It used to be that you had to spend real money to get an alternative controller for your electronic musical arsenal. These days, with cheap microcontrollers and easily-accessible free software libraries, you can do something awesome for pocket change. But that doesn’t mean that you can’t make a sexy, functional piece of art along the way! [Jan Godde] did just that with his cleverly named Wooden Sensor Box With Two Rotary Disks. (If you’ve got a better name for this thing, toss it in the comments.)
From what we can see, the box has two potentiometer sliders, two touch-sensitive potentiometers, two force sensitive resistors, a slew of knobs, and a whole bunch of (capacitive?) touch points. In short, a ton of continuous controllers of all sizes and shapes in an aesthetic case. But stealing the show, and giving the device its name, are two platters from old hard drives that serve as jog wheels.

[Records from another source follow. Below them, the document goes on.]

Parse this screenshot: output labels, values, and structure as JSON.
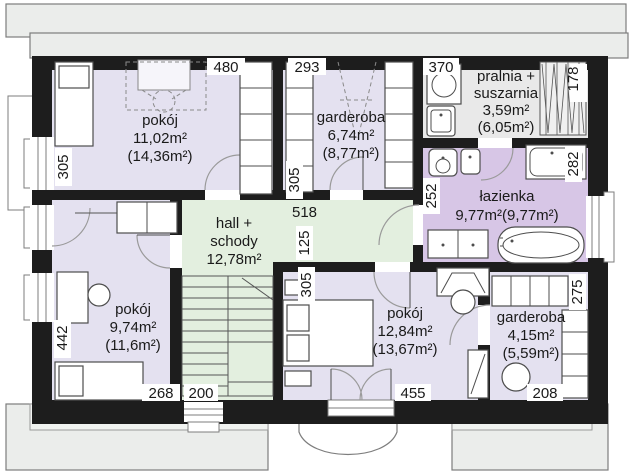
{
  "plan_title": "attic floor plan",
  "rooms": {
    "pokoj1": {
      "name": "pokój",
      "area": "11,02m²",
      "area_total": "(14,36m²)"
    },
    "garderoba1": {
      "name": "garderoba",
      "area": "6,74m²",
      "area_total": "(8,77m²)"
    },
    "pralnia": {
      "name_line1": "pralnia +",
      "name_line2": "suszarnia",
      "area": "3,59m²",
      "area_total": "(6,05m²)"
    },
    "lazienka": {
      "name": "łazienka",
      "area": "9,77m²(9,77m²)"
    },
    "hall": {
      "name_line1": "hall +",
      "name_line2": "schody",
      "area": "12,78m²"
    },
    "pokoj2": {
      "name": "pokój",
      "area": "9,74m²",
      "area_total": "(11,6m²)"
    },
    "pokoj3": {
      "name": "pokój",
      "area": "12,84m²",
      "area_total": "(13,67m²)"
    },
    "garderoba2": {
      "name": "garderoba",
      "area": "4,15m²",
      "area_total": "(5,59m²)"
    }
  },
  "dims": {
    "pokoj1_top": "480",
    "garderoba1_top": "293",
    "pralnia_top": "370",
    "rack_side": "178",
    "pokoj1_side": "305",
    "garderoba1_side": "305",
    "hall_top": "518",
    "hall_side": "125",
    "pokoj3_side": "305",
    "lazienka_side": "252",
    "shower_side": "282",
    "pokoj2_side": "442",
    "pokoj2_bottom": "268",
    "hall_bottom": "200",
    "pokoj3_bottom": "455",
    "garderoba2_side": "275",
    "garderoba2_bottom": "208"
  },
  "colors": {
    "bedroom": "#e4e1f0",
    "hall": "#e3efdf",
    "bathroom": "#d7c6e6",
    "utility": "#e9e9e9",
    "wall": "#1d1d1d",
    "roof": "#ebedeb"
  }
}
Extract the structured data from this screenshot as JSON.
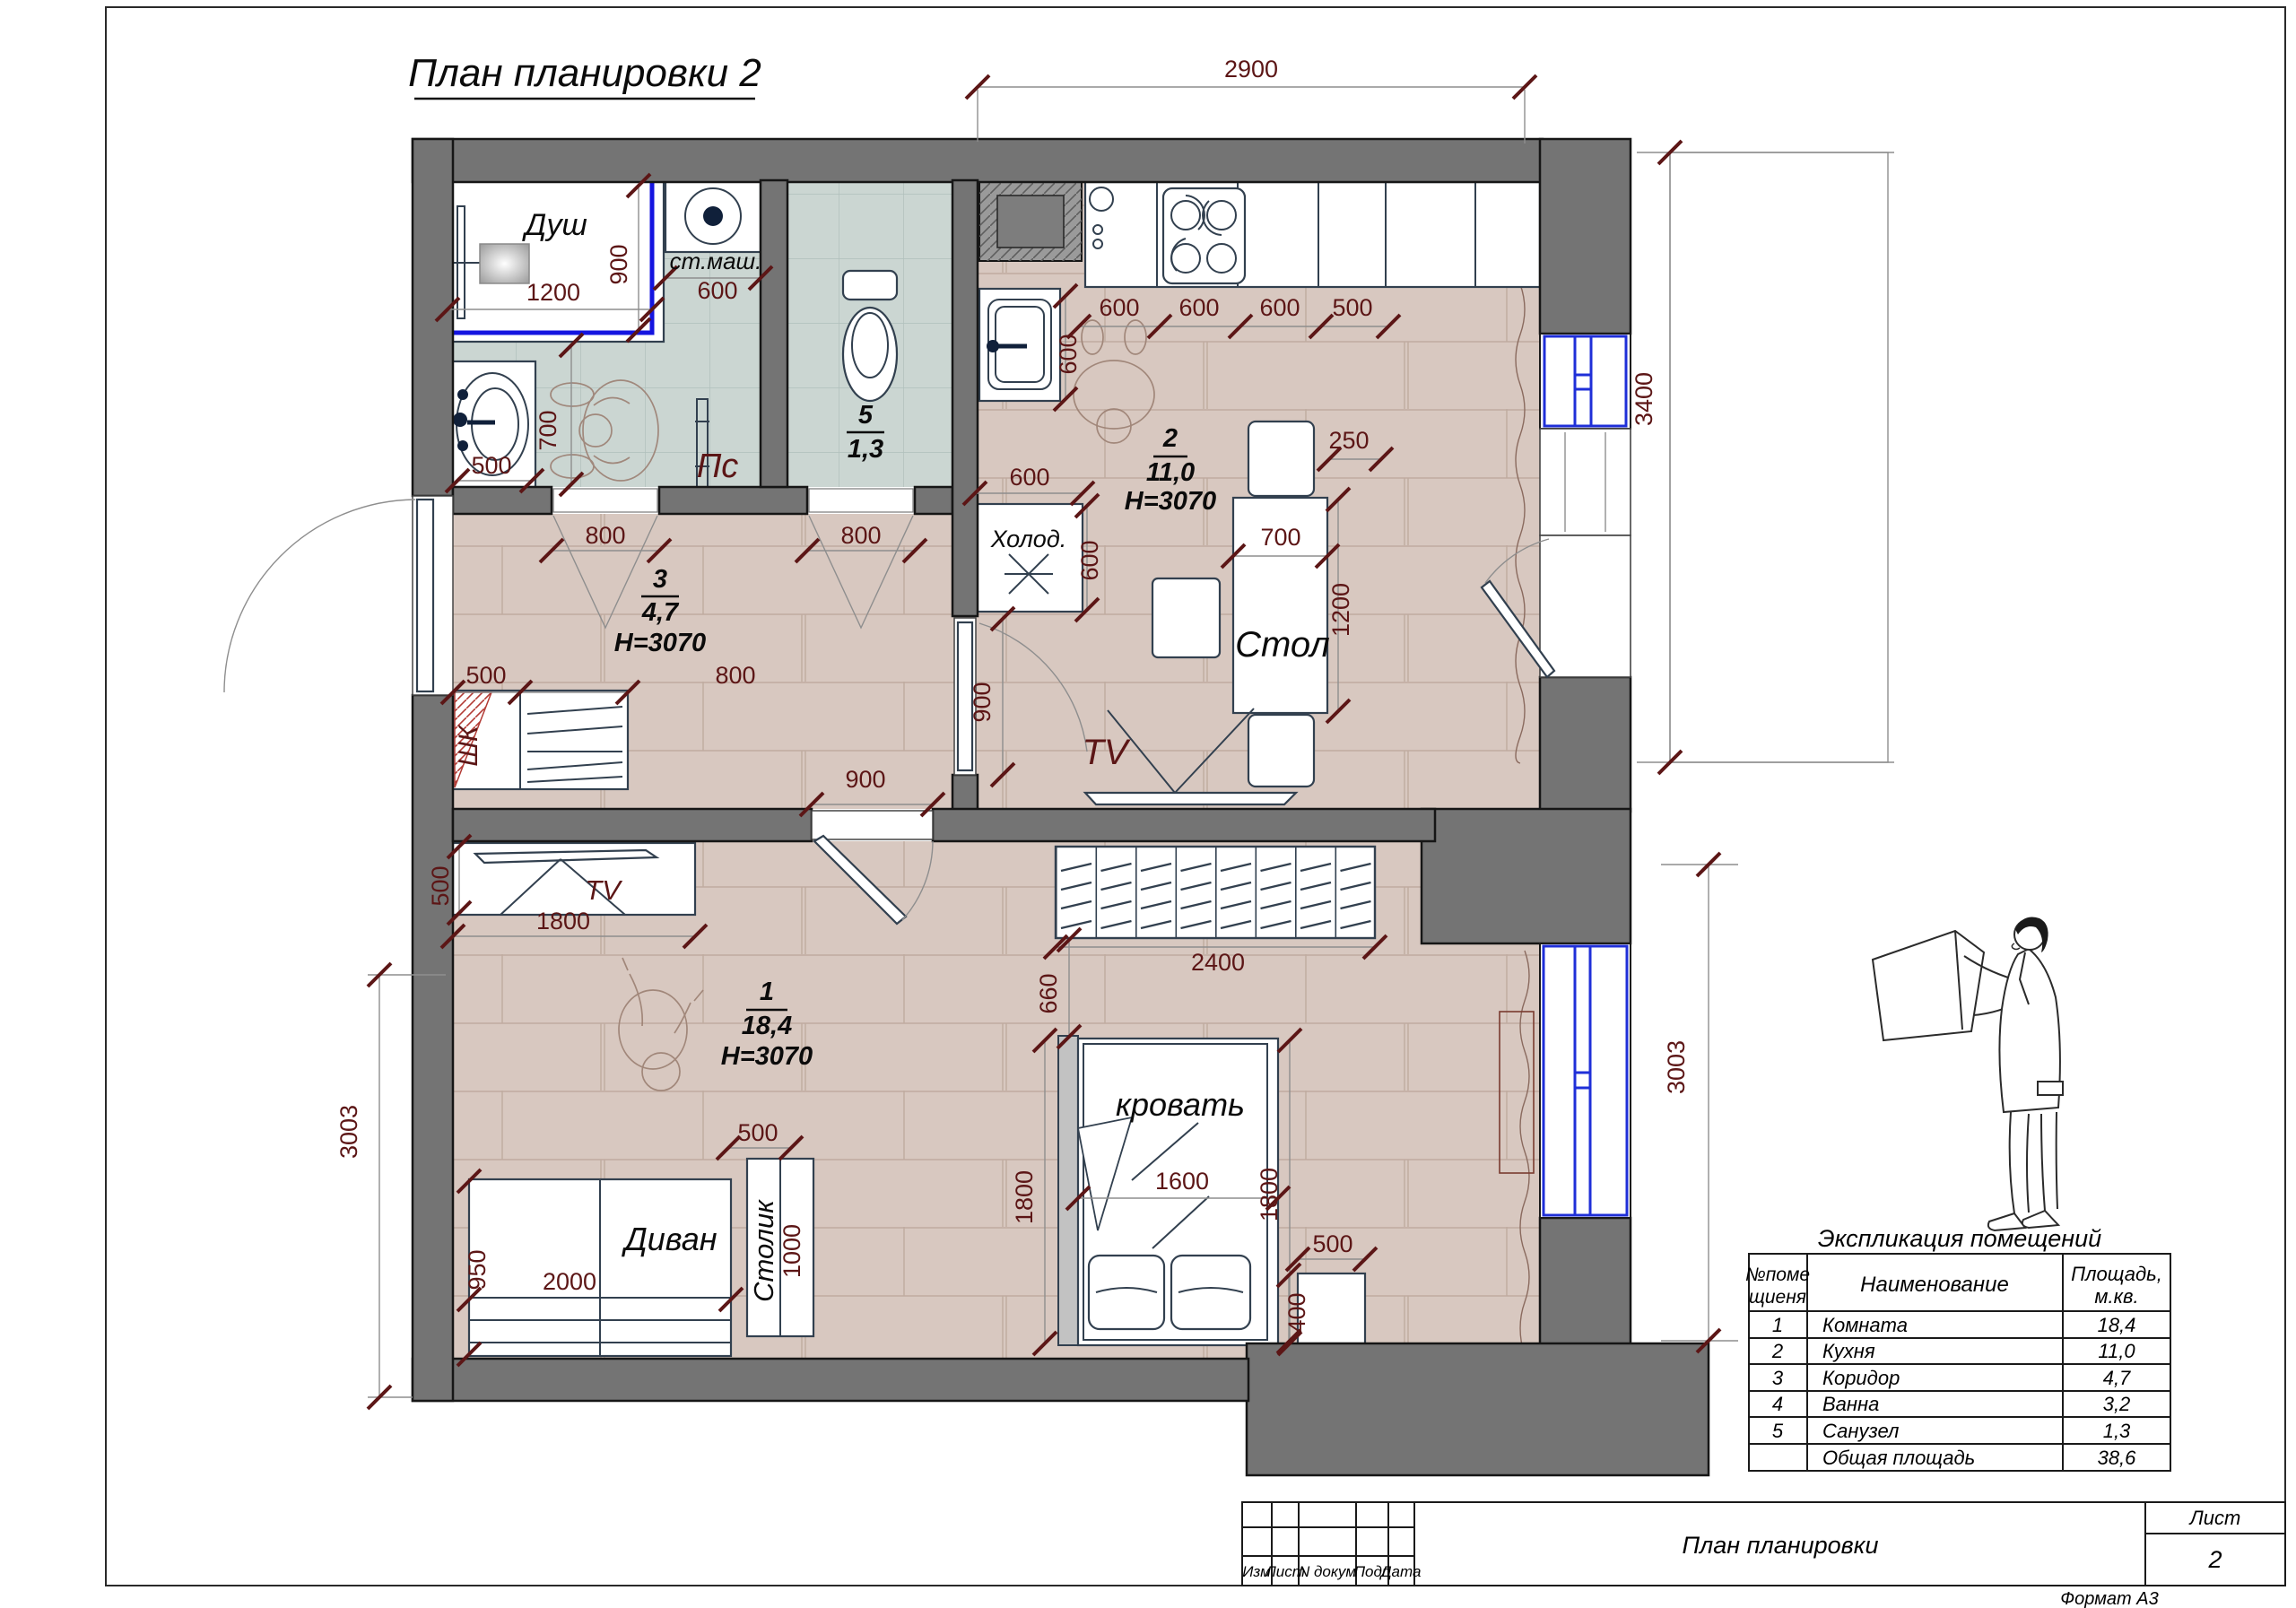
{
  "page": {
    "title": "План планировки 2"
  },
  "colors": {
    "wall": "#747474",
    "dim_text": "#5c1616",
    "window_blue": "#1f2fd8",
    "floor_brick": "#d8c8c0",
    "floor_tile": "#cbd6d2",
    "shower_blue": "#1414e0"
  },
  "rooms": {
    "r1": {
      "num": "1",
      "area": "18,4",
      "h": "H=3070"
    },
    "r2": {
      "num": "2",
      "area": "11,0",
      "h": "H=3070"
    },
    "r3": {
      "num": "3",
      "area": "4,7",
      "h": "H=3070"
    },
    "r5": {
      "num": "5",
      "area": "1,3"
    }
  },
  "labels": {
    "dush": "Душ",
    "stmash": "ст.маш.",
    "ps": "Пс",
    "holod": "Холод.",
    "stol": "Стол",
    "tv": "TV",
    "divan": "Диван",
    "stolik": "Столик",
    "krovat": "кровать",
    "shk": "ШК"
  },
  "dims": {
    "d2900": "2900",
    "d3400": "3400",
    "d3003r": "3003",
    "d3003l": "3003",
    "dush1200": "1200",
    "dush900": "900",
    "stm600": "600",
    "basin500": "500",
    "bath700": "700",
    "door4": "800",
    "door5": "800",
    "shk500": "500",
    "shk800": "800",
    "cor900": "900",
    "kdoor900": "900",
    "c600a": "600",
    "c600b": "600",
    "c600c": "600",
    "c500": "500",
    "c600v": "600",
    "fr600t": "600",
    "fr600r": "600",
    "t700": "700",
    "t1200": "1200",
    "t250": "250",
    "tv500": "500",
    "tv1800": "1800",
    "sofa950": "950",
    "sofa2000": "2000",
    "stolik500": "500",
    "stolik1000": "1000",
    "bed1600": "1600",
    "bed1800l": "1800",
    "bed1800r": "1800",
    "gap660": "660",
    "ns500": "500",
    "ns400": "400",
    "wr2400": "2400"
  },
  "explication": {
    "title": "Экспликация помещений",
    "h1a": "№поме",
    "h1b": "щиеня",
    "h2": "Наименование",
    "h3a": "Площадь,",
    "h3b": "м.кв.",
    "rows": [
      {
        "n": "1",
        "name": "Комната",
        "area": "18,4"
      },
      {
        "n": "2",
        "name": "Кухня",
        "area": "11,0"
      },
      {
        "n": "3",
        "name": "Коридор",
        "area": "4,7"
      },
      {
        "n": "4",
        "name": "Ванна",
        "area": "3,2"
      },
      {
        "n": "5",
        "name": "Санузел",
        "area": "1,3"
      },
      {
        "n": "",
        "name": "Общая площадь",
        "area": "38,6"
      }
    ]
  },
  "titleblock": {
    "izm": "Изм",
    "list": "Лист",
    "ndok": "N докум",
    "podp": "Подп",
    "data": "Дата",
    "doc": "План планировки",
    "sheet_lbl": "Лист",
    "sheet": "2",
    "format": "Формат А3"
  }
}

As shown in the video below the break, the two jog wheels are covered with alternating stripes on the underside. Each platter has a dedicated pair of IR LEDs and photodetectors underneath serving as a quadrature encoder that allows [Jan] to tell which direction the platters are rotating, and how far.
We love the loopy Musique Concrète demonstration of the two jog wheels in action combined with the various sliders. It’s quite expressive and moody. But don’t neglect the utility of a bunch of (ten? twelve?) sensitive touch points. [Jan] demonstrates the touch points in this video. It’s amazing what you can do with a bunch of nails and some code!
And speaking of code, [Jan], we’d love to see what’s going on under the hood of this beauty. When you get the chance, toss us some schematics and code?